Aspose.Words

WordprocessingML (DOCX, XML)

About WordprocessingML

WordprocessingML or WordML is a name for a family of XML-based formats for word processing documents.

WordprocessingML was first introduced in Microsoft Word 2003. WordprocessingML was a significant step by Microsoft towards making the document format open. It is plain XML fotmat.

Office Open XML (OOXML) is the new XML-based format introduced in Microsoft Office 2007 applications. Office Open XML is a container format for several specialized XML-based markup languages. WordprocessingML is the markup language used by Microsoft Office Word to store its DOCX documents.

WordprocessingML in Aspose.Words

This table explains which "versions" of WordprocessingML are supported by Aspose.Words for Java:

WordprocessingML “Version”

Applicable Standard/Specification

Supported

Microsoft Word 2003

Microsoft Word 2003 XML

Yes

Microsoft Word 2007

OOXML ECMA-376

Yes

Microsoft Word 2010

OOXML ISO/IEC DIS 29500

Yes

 

OOXML WordprocessingML documents most often come as DOCX files, which are ZIP packages. In addition to DOCX, Aspose.Words also supports loading and saving OOXML in the “plain XML” Flat OPC format.

Aspose.Words provides extensive support for loading, saving and converting WordprocessingML documents. Such all-embracing implementation is possible because Aspose.Words was designed with the structure of Microsoft Word documents in mind (and WordprocessingML is known to mimic the internal representation of Microsoft Word documents).

A DOCX document generated by Aspose.Words and opened in Microsoft Word.

A DOCX document generated by Aspose.Words follows the Open Packaging Convention and can be opened in a ZIP-capable application.

OOXML is Open, Why Use Aspose.Words?

Being XML-based, Office Open XML is heralded as an enabling technology. It is true that Office Open XML makes it possible to build document processing and generating applications using just the XML classes without relying on third-party libraries such as Aspose.Words.  However, we strongly believe it is still very beneficial to use Aspose.Words when you have to deal with OOXML documents, rather than work through XML or other libraries.

The OOXML specification is several thousand pages long. Being open and standard does not mean being simple. To correctly process or generate OOXML documents one must invest in learning the format well.

In addition to making it simpler to correctly process and generate valid documents, Aspose.Words provides the following important features you would not have when working with OOXML files directly via XML or other third-party libraries:

·          Quality conversions between many popular document formats, including conversion to PDF and XPS.

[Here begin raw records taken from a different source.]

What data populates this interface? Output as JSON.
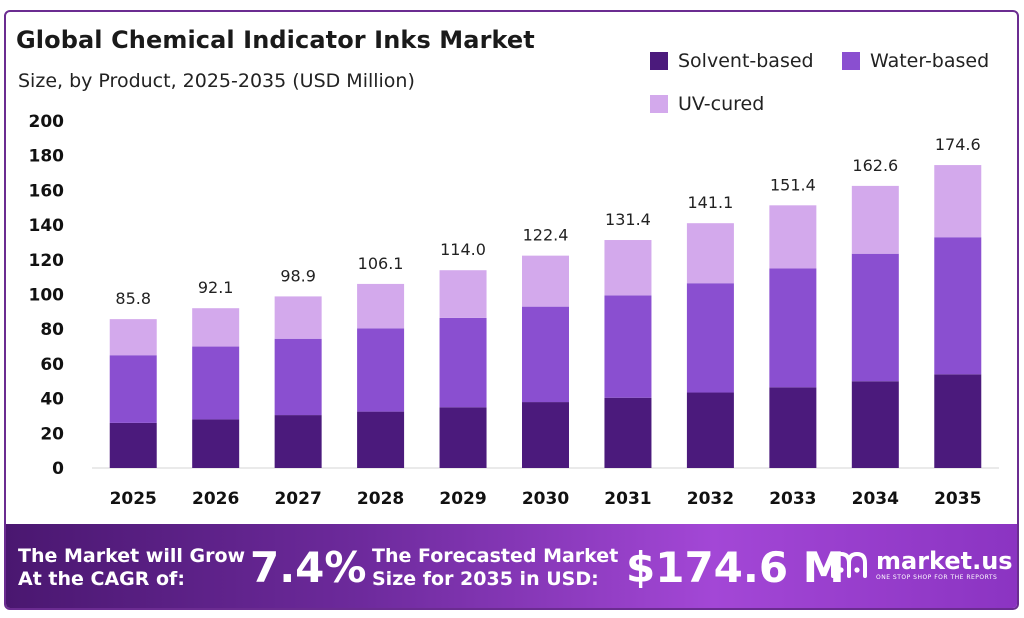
{
  "header": {
    "title": "Global Chemical Indicator Inks Market",
    "subtitle": "Size, by Product, 2025-2035 (USD Million)"
  },
  "legend": [
    {
      "label": "Solvent-based",
      "color": "#4b1a7c"
    },
    {
      "label": "Water-based",
      "color": "#8a4fd0"
    },
    {
      "label": "UV-cured",
      "color": "#d3a9ec"
    }
  ],
  "chart_data": {
    "type": "bar",
    "stacked": true,
    "title": "Global Chemical Indicator Inks Market",
    "subtitle": "Size, by Product, 2025-2035 (USD Million)",
    "categories": [
      "2025",
      "2026",
      "2027",
      "2028",
      "2029",
      "2030",
      "2031",
      "2032",
      "2033",
      "2034",
      "2035"
    ],
    "series": [
      {
        "name": "Solvent-based",
        "color": "#4b1a7c",
        "values": [
          26,
          28,
          30.5,
          32.5,
          35,
          38,
          40.5,
          43.5,
          46.5,
          50,
          54
        ]
      },
      {
        "name": "Water-based",
        "color": "#8a4fd0",
        "values": [
          39,
          42,
          44,
          48,
          51.5,
          55,
          59,
          63,
          68.5,
          73.5,
          79
        ]
      },
      {
        "name": "UV-cured",
        "color": "#d3a9ec",
        "values": [
          20.8,
          22.1,
          24.4,
          25.6,
          27.5,
          29.4,
          31.9,
          34.6,
          36.4,
          39.1,
          41.6
        ]
      }
    ],
    "totals": [
      "85.8",
      "92.1",
      "98.9",
      "106.1",
      "114.0",
      "122.4",
      "131.4",
      "141.1",
      "151.4",
      "162.6",
      "174.6"
    ],
    "yticks": [
      "0",
      "20",
      "40",
      "60",
      "80",
      "100",
      "120",
      "140",
      "160",
      "180",
      "200"
    ],
    "ylim": [
      0,
      200
    ],
    "grid": false,
    "legend_position": "top-right"
  },
  "footer": {
    "cagr_label_line1": "The Market will Grow",
    "cagr_label_line2": "At the CAGR of:",
    "cagr_value": "7.4%",
    "forecast_label_line1": "The Forecasted Market",
    "forecast_label_line2": "Size for 2035 in USD:",
    "forecast_value": "$174.6 M",
    "brand_name": "market.us",
    "brand_tagline": "ONE STOP SHOP FOR THE REPORTS"
  }
}
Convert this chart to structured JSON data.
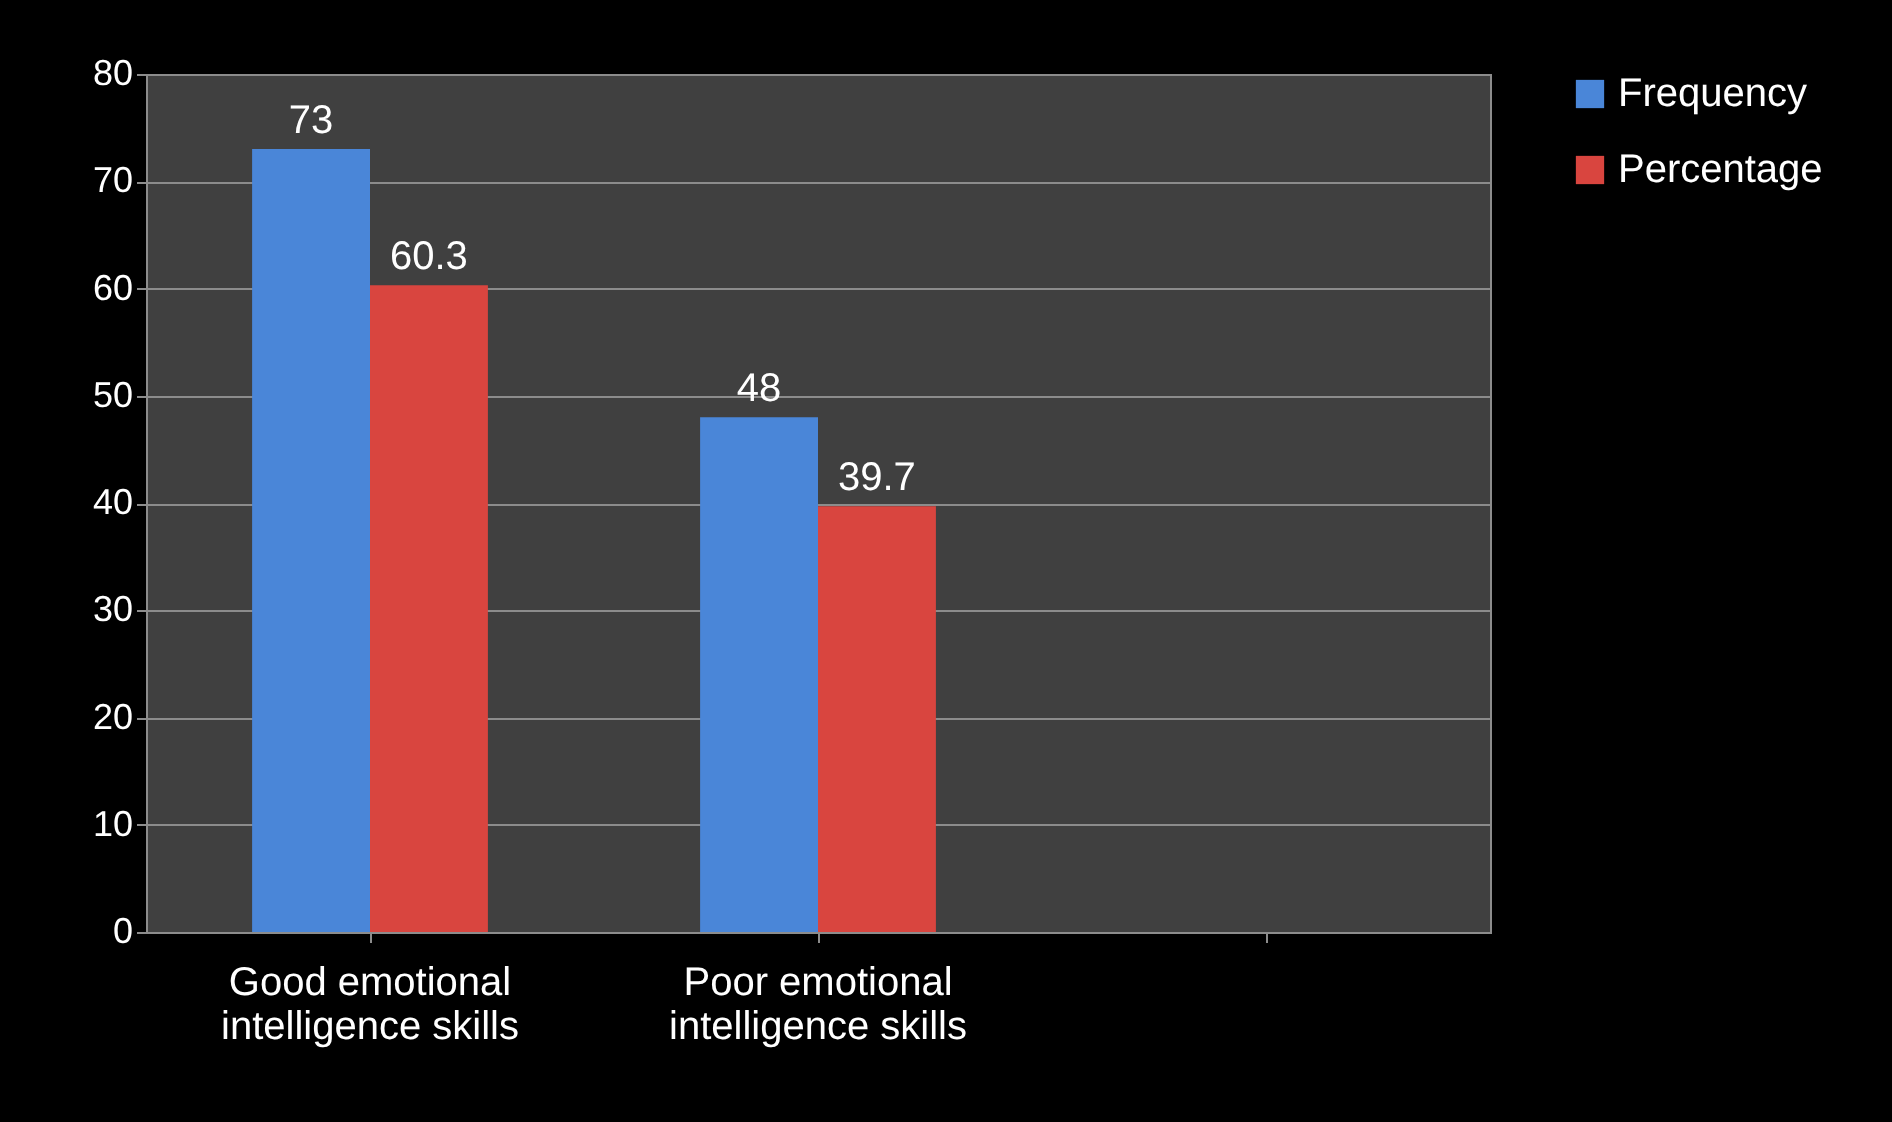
{
  "chart_data": {
    "type": "bar",
    "categories": [
      "Good emotional intelligence skills",
      "Poor emotional intelligence skills",
      null
    ],
    "series": [
      {
        "name": "Frequency",
        "color": "#4a86d8",
        "values": [
          73,
          48,
          null
        ]
      },
      {
        "name": "Percentage",
        "color": "#d9453f",
        "values": [
          60.3,
          39.7,
          null
        ]
      }
    ],
    "ylim": [
      0,
      80
    ],
    "yticks": [
      0,
      10,
      20,
      30,
      40,
      50,
      60,
      70,
      80
    ],
    "grid": "y",
    "legend": "right",
    "data_labels": true
  }
}
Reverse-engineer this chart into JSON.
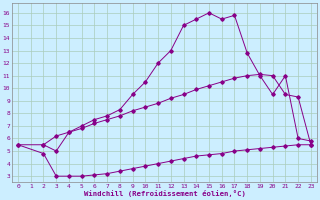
{
  "xlabel": "Windchill (Refroidissement éolien,°C)",
  "background_color": "#cceeff",
  "grid_color": "#aaccbb",
  "line_color": "#880088",
  "xlim": [
    -0.5,
    23.5
  ],
  "ylim": [
    2.5,
    16.8
  ],
  "xticks": [
    0,
    1,
    2,
    3,
    4,
    5,
    6,
    7,
    8,
    9,
    10,
    11,
    12,
    13,
    14,
    15,
    16,
    17,
    18,
    19,
    20,
    21,
    22,
    23
  ],
  "yticks": [
    3,
    4,
    5,
    6,
    7,
    8,
    9,
    10,
    11,
    12,
    13,
    14,
    15,
    16
  ],
  "series": [
    {
      "x": [
        0,
        2,
        3,
        4,
        5,
        6,
        7,
        8,
        9,
        10,
        11,
        12,
        13,
        14,
        15,
        16,
        17,
        18,
        19,
        20,
        21,
        22,
        23
      ],
      "y": [
        5.5,
        4.8,
        3.0,
        3.0,
        3.0,
        3.1,
        3.2,
        3.4,
        3.6,
        3.8,
        4.0,
        4.2,
        4.4,
        4.6,
        4.7,
        4.8,
        5.0,
        5.1,
        5.2,
        5.3,
        5.4,
        5.5,
        5.5
      ]
    },
    {
      "x": [
        0,
        2,
        3,
        4,
        5,
        6,
        7,
        8,
        9,
        10,
        11,
        12,
        13,
        14,
        15,
        16,
        17,
        18,
        19,
        20,
        21,
        22,
        23
      ],
      "y": [
        5.5,
        5.5,
        6.2,
        6.5,
        6.8,
        7.2,
        7.5,
        7.8,
        8.2,
        8.5,
        8.8,
        9.2,
        9.5,
        9.9,
        10.2,
        10.5,
        10.8,
        11.0,
        11.1,
        11.0,
        9.5,
        9.3,
        5.5
      ]
    },
    {
      "x": [
        2,
        3,
        4,
        5,
        6,
        7,
        8,
        9,
        10,
        11,
        12,
        13,
        14,
        15,
        16,
        17,
        18,
        19,
        20,
        21,
        22,
        23
      ],
      "y": [
        5.5,
        5.0,
        6.5,
        7.0,
        7.5,
        7.8,
        8.3,
        9.5,
        10.5,
        12.0,
        13.0,
        15.0,
        15.5,
        16.0,
        15.5,
        15.8,
        12.8,
        11.0,
        9.5,
        11.0,
        6.0,
        5.8
      ]
    }
  ]
}
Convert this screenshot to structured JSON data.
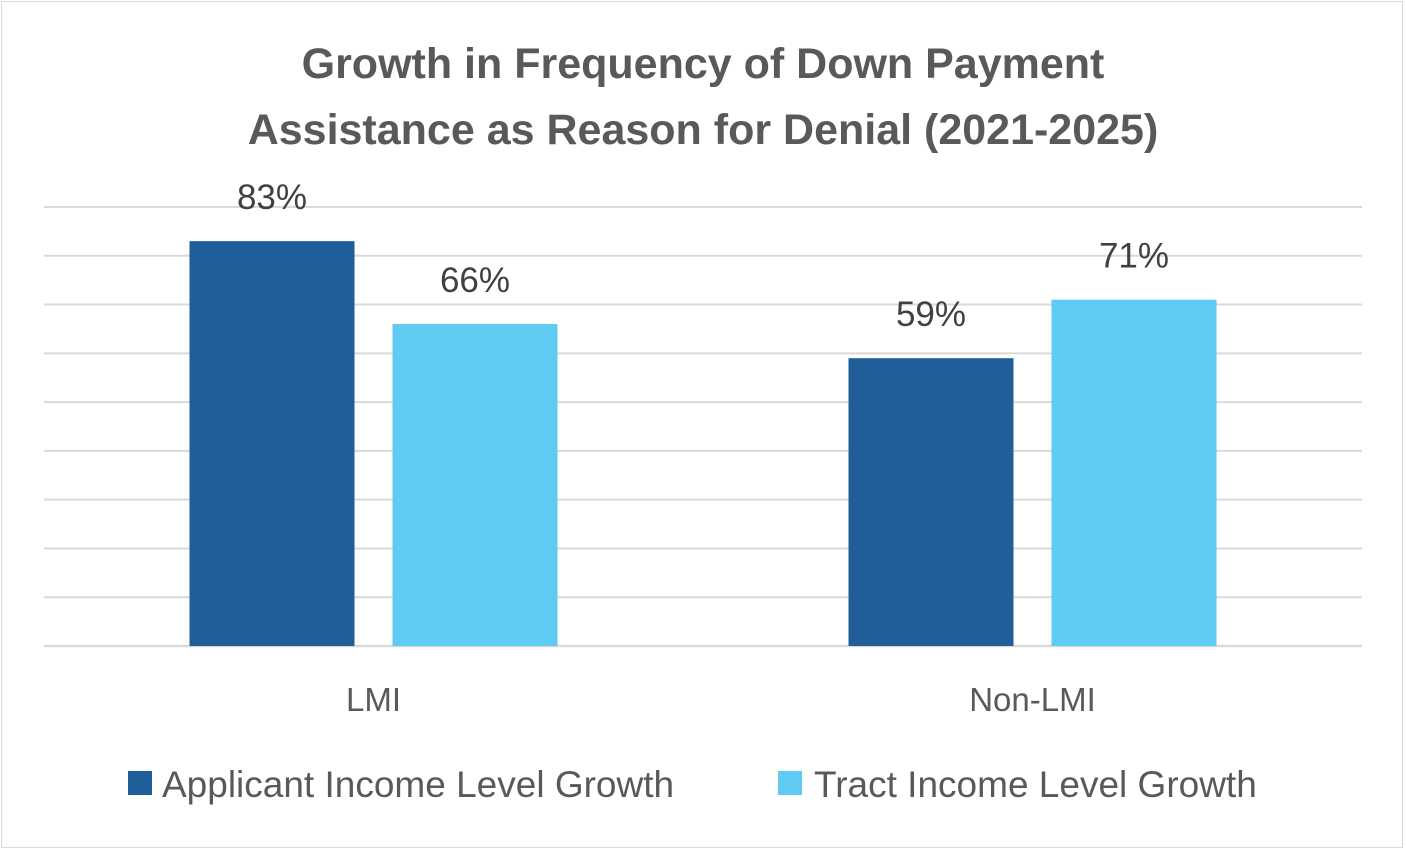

·          Ability to build documents from fragments from one or multiple documents, while automatically merging per-document structures such as styles and lists.

·          High-level functions such as field update, accept revisions or mail merge can be invoked with just one line of code.

·          Access to flat Range-like operations such as find and replace, get/set text of a bookmark, form field, document field or a node.

Consider the following example. It is a simple paragraph that contains text “Hello World” and the word “Hello” is bold. Now imagine you need to write a program that will search for all “Hello World” phrases in the document and replace them with “Goodbye Earth”.

What started out as a seemingly simple task of loading, modifying and saving an XML file does not look so simple anymore. In fact, it has become very complex. It takes a non-trivial algorithm to find and replace flat text across an XML tree. Have you ever wondered why standard XML classes such as XmlDocument do not offer find and replace functionality.

A fragment of an Office Open XML document.

[XML]

 

<w:p w:rsidR="00C07F31" w:rsidRDefault="003F6D7A">

<w:r w:rsidRPr="003F6D7A">

<w:rPr>

<w:b />

</w:rPr>

<w:t>Hello</w:t>

</w:r>

<w:r>

<w:t xml:space="preserve">World.</w:t>

</w:r>

</w:p>

 

Implementing even a simple find and replace operation over an Office Open XML document yourself is far from easy. It might be that your boss will enjoy you coding this yourself, but maybe not. Our advice: remember that open and standard does not mean simple, and use Aspose.Words.